Historians can make a case that the 1966 New York Giants are one of the handful of truly awful teams in league history, and Shofner plays very little. Opening day 1967 and in the victory over the Cardinals late in the game new Giant quarterback Fran Tarkenton finds Shofner wide open of a fade route in the 4th quarter over Pat Fischer for the last touchdown of his career.

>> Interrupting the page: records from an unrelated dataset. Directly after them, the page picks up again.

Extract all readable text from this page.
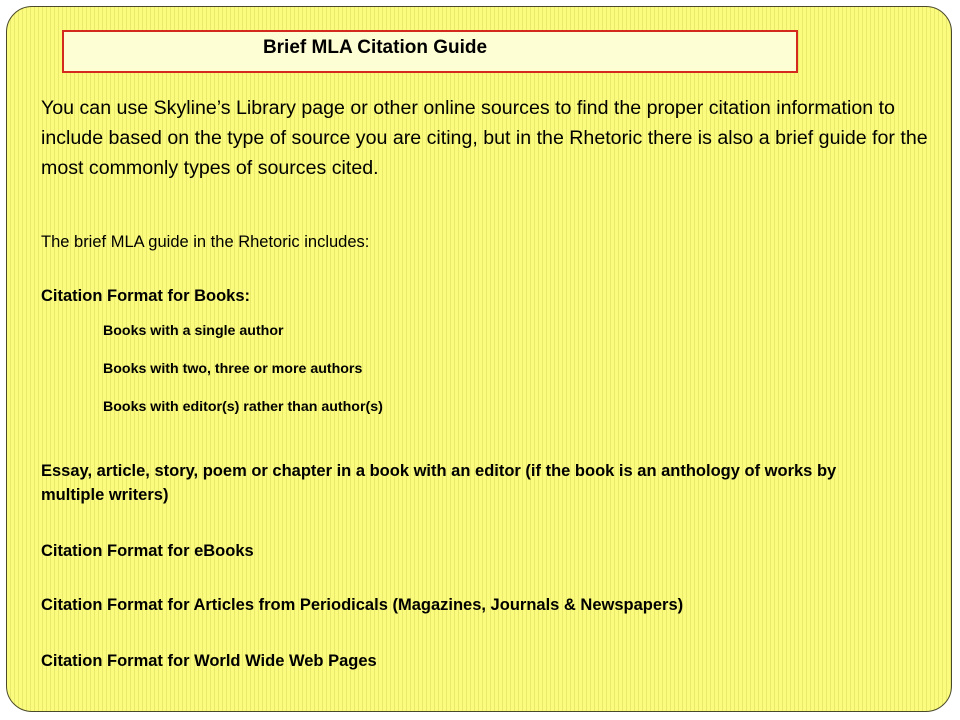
Brief MLA Citation Guide
You can use Skyline’s Library page or other online sources to find the proper citation information to include based on the type of source you are citing, but in the Rhetoric there is also a brief guide for the most commonly types of sources cited.
The brief MLA guide in the Rhetoric includes:
Citation Format for Books:
Books with a single author
Books with two, three or more authors
Books with editor(s) rather than author(s)
Essay, article, story, poem or chapter in a book with an editor (if the book is an anthology of works by multiple writers)
Citation Format for eBooks
Citation Format for Articles from Periodicals (Magazines, Journals & Newspapers)
Citation Format for World Wide Web Pages
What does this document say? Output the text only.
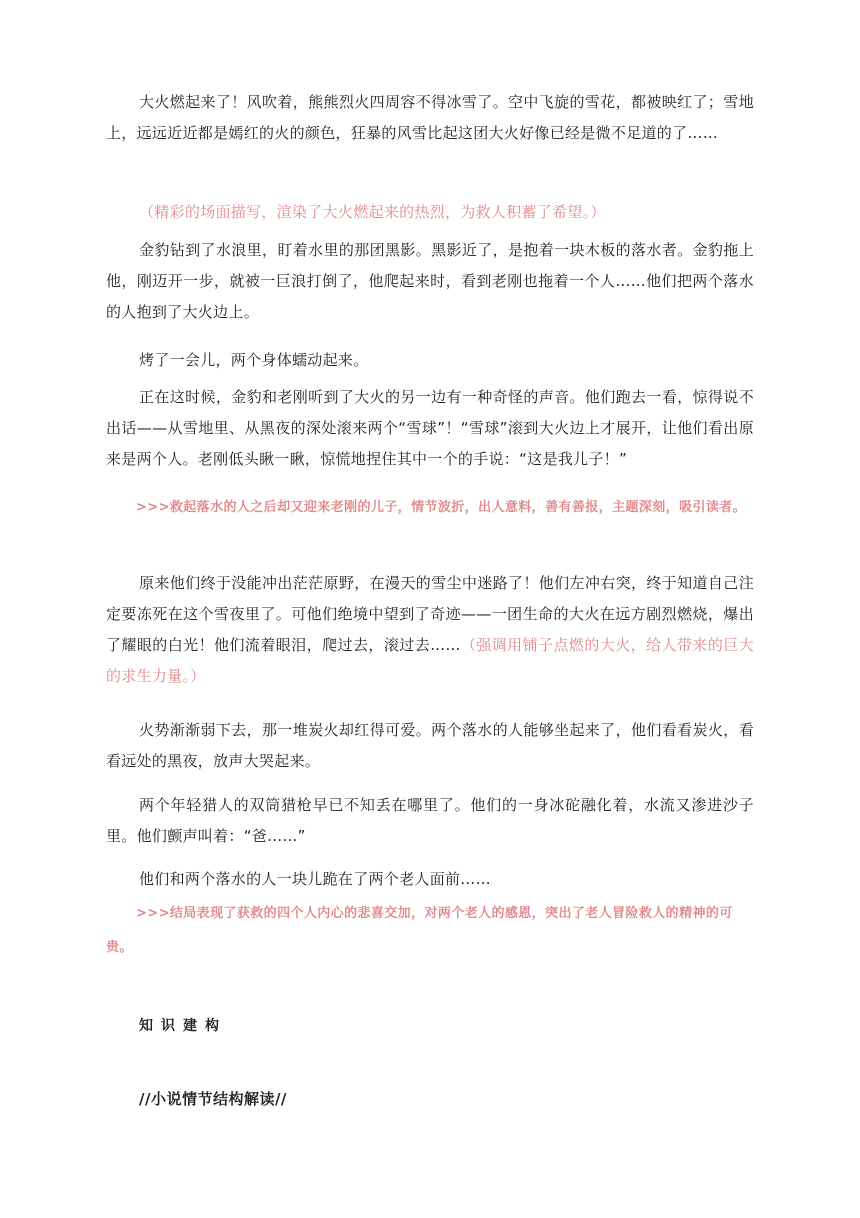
大火燃起来了！风吹着，熊熊烈火四周容不得冰雪了。空中飞旋的雪花，都被映红了；雪地上，远远近近都是嫣红的火的颜色，狂暴的风雪比起这团大火好像已经是微不足道的了……

（精彩的场面描写，渲染了大火燃起来的热烈，为救人积蓄了希望。）

金豹钻到了水浪里，盯着水里的那团黑影。黑影近了，是抱着一块木板的落水者。金豹拖上他，刚迈开一步，就被一巨浪打倒了，他爬起来时，看到老刚也拖着一个人……他们把两个落水的人抱到了大火边上。

烤了一会儿，两个身体蠕动起来。

正在这时候，金豹和老刚听到了大火的另一边有一种奇怪的声音。他们跑去一看，惊得说不出话——从雪地里、从黑夜的深处滚来两个“雪球”！“雪球”滚到大火边上才展开，让他们看出原来是两个人。老刚低头瞅一瞅，惊慌地捏住其中一个的手说：“这是我儿子！”

>>>救起落水的人之后却又迎来老刚的儿子，情节波折，出人意料，善有善报，主题深刻，吸引读者。

原来他们终于没能冲出茫茫原野，在漫天的雪尘中迷路了！他们左冲右突，终于知道自己注定要冻死在这个雪夜里了。可他们绝境中望到了奇迹——一团生命的大火在远方剧烈燃烧，爆出了耀眼的白光！他们流着眼泪，爬过去，滚过去……（强调用铺子点燃的大火，给人带来的巨大的求生力量。）

火势渐渐弱下去，那一堆炭火却红得可爱。两个落水的人能够坐起来了，他们看看炭火，看看远处的黑夜，放声大哭起来。

两个年轻猎人的双筒猎枪早已不知丢在哪里了。他们的一身冰砣融化着，水流又渗进沙子里。他们颤声叫着：“爸……”

他们和两个落水的人一块儿跪在了两个老人面前……

>>>结局表现了获救的四个人内心的悲喜交加，对两个老人的感恩，突出了老人冒险救人的精神的可贵。

知识建构
//小说情节结构解读//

Sport Magazine did an article on Del Shofner entitled the "ICEMAN". The writer of the story talked about what he had done in his career and attempted to explain his personality. Del Shofner was a quiet man who many times lacked confidence in himself, and when he did not perform to his expectations, he felt he let his teammates down. We will never know if the ball he did not catch in the end zone in Chicago haunted him? His bleeding ulcer and injuries are an obvious factor in why his career went from First-team All-Pro five times in six years, to part-time ordinary receiver. Every year there are strong candidates at the receiver position nominated for the Hall of Fame, but Del Shofner is never going to be one of them. Del Shofner passed on earlier this week.

RIP Del, you sure knew how to play wide receiver.


  1. You just wonder what injuries slowed his career from 64-67 ?

    With his speed, like Don Maynard, he probably had muscle pulls but receivers got hammered back then.

    Another forgotten fifties receiver like Hugh Taylor, Billy Wilson, Harlon Hill, Elbie Nickel, Billy Howton and Ray Renfro ...

  2. RIP number 85...the greatest receiver in Big Blue history.One of my childhood heroes,along with Roger Maris and Jerry West.Thanks for the memories,Del.You were the best.